Non può essere infine dimenticata la scoperta, nel 2000, dei resti di varie vittime della repressione franchista in alcune fosse comuni e il movimento civico che ne è nato con l’Associazione per il recupero della memoria storica, un movimento che con varie iniziative ha esercito pressioni sul governo socialista, il quale ne ha recepito le istanze come provenienti da importanti settori della società civile. Scopo di queste istanze non è la rivincita sul ’39, quanto la volontà di affermare e riconoscere valori e principi, onorare caduti e riparare ingiustizie, come non era stato possibile fare nella transizione. Solo inserita nel suo contesto, si intende il motivo per cui la legge, se pure segna un momento di svolta, rappresenta contemporaneamente il culmine di un processo da tempo avviato e il compimento della transizione alla democrazia.

Certo, la legge è il frutto di troppi compromessi per soddisfare tutti. Ribadisce le condanne del franchismo del 2002 e 2006 ; onora tutte le vittime per motivi ideologici, politici e per le credenze religiose della guerra civile, dell’esilio, dei campi di concentramento, della lotta armata contro Franco e della repressione franchista fin dopo la morte del dittatore (prevedendo anzi un indennizzo per i familiari di chi perse la vita per difendere la democrazia tra il 1° gennaio 1968 al 6 ottobre 1977) ; dichiara illegali tutti i tribunali istituiti vulnerando le più elementari garanzie del diritto a un giusto processo (quindi anche i tribunali popolari che agirono nella cosiddetta zona rossa) e le sentenze che in spregio di tali diritti vennero emesse, anche durante la dittatura ; introduce misure atte a facilitare l’individuazione di fosse comuni e il riconoscimento delle spoglie ; stabilisce le modalità attraverso le quali procedere alla rimozione delle vestigia della dittatura ; vieta che il Valle de los Caídos continui a essere il luogo della memoria per eccellenza dei nostalgici e istituisce a Salamanca un Centro di Documentazione sulla Memoria Storica. Molto, quindi, e tutto nella giusta direzione.

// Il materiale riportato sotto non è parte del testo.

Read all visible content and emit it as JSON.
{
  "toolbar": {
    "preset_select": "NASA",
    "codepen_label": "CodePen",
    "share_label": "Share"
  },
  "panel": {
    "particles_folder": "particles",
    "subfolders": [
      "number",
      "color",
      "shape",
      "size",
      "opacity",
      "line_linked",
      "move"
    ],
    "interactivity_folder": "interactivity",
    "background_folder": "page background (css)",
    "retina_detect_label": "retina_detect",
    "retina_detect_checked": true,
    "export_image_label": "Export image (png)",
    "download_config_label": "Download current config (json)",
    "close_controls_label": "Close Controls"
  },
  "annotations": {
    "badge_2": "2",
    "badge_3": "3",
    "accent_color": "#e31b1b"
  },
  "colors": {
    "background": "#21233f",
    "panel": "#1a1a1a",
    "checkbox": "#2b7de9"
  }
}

Non pare, invece, che il Psoe abbia fatto tutto il possibile per coinvolgere il Pp nell’elaborazione e votazione della legge. Da parte sua, il Pp ne ha intralciato in ogni modo l’approvazione, ribadendo così la propria intenzione di non perdere la rappresentanza dei settori più nostalgici. Non ha fatto bene il primo e ha fatto malissimo il secondo. Il Psoe ne potrà trarre un certo vantaggio sul piano elettorale, ma non ha interesse a che il Pp si radicalizzi su posizioni di destra. Il Pp ha confermato di aver perso da tempo la capacità di distinguere tra ciò che conviene al partito e ciò che va nell’interesse del paese e dopo aver camminato per anni verso il centro, si ritrova da esso alla stessa distanza da cui era partito.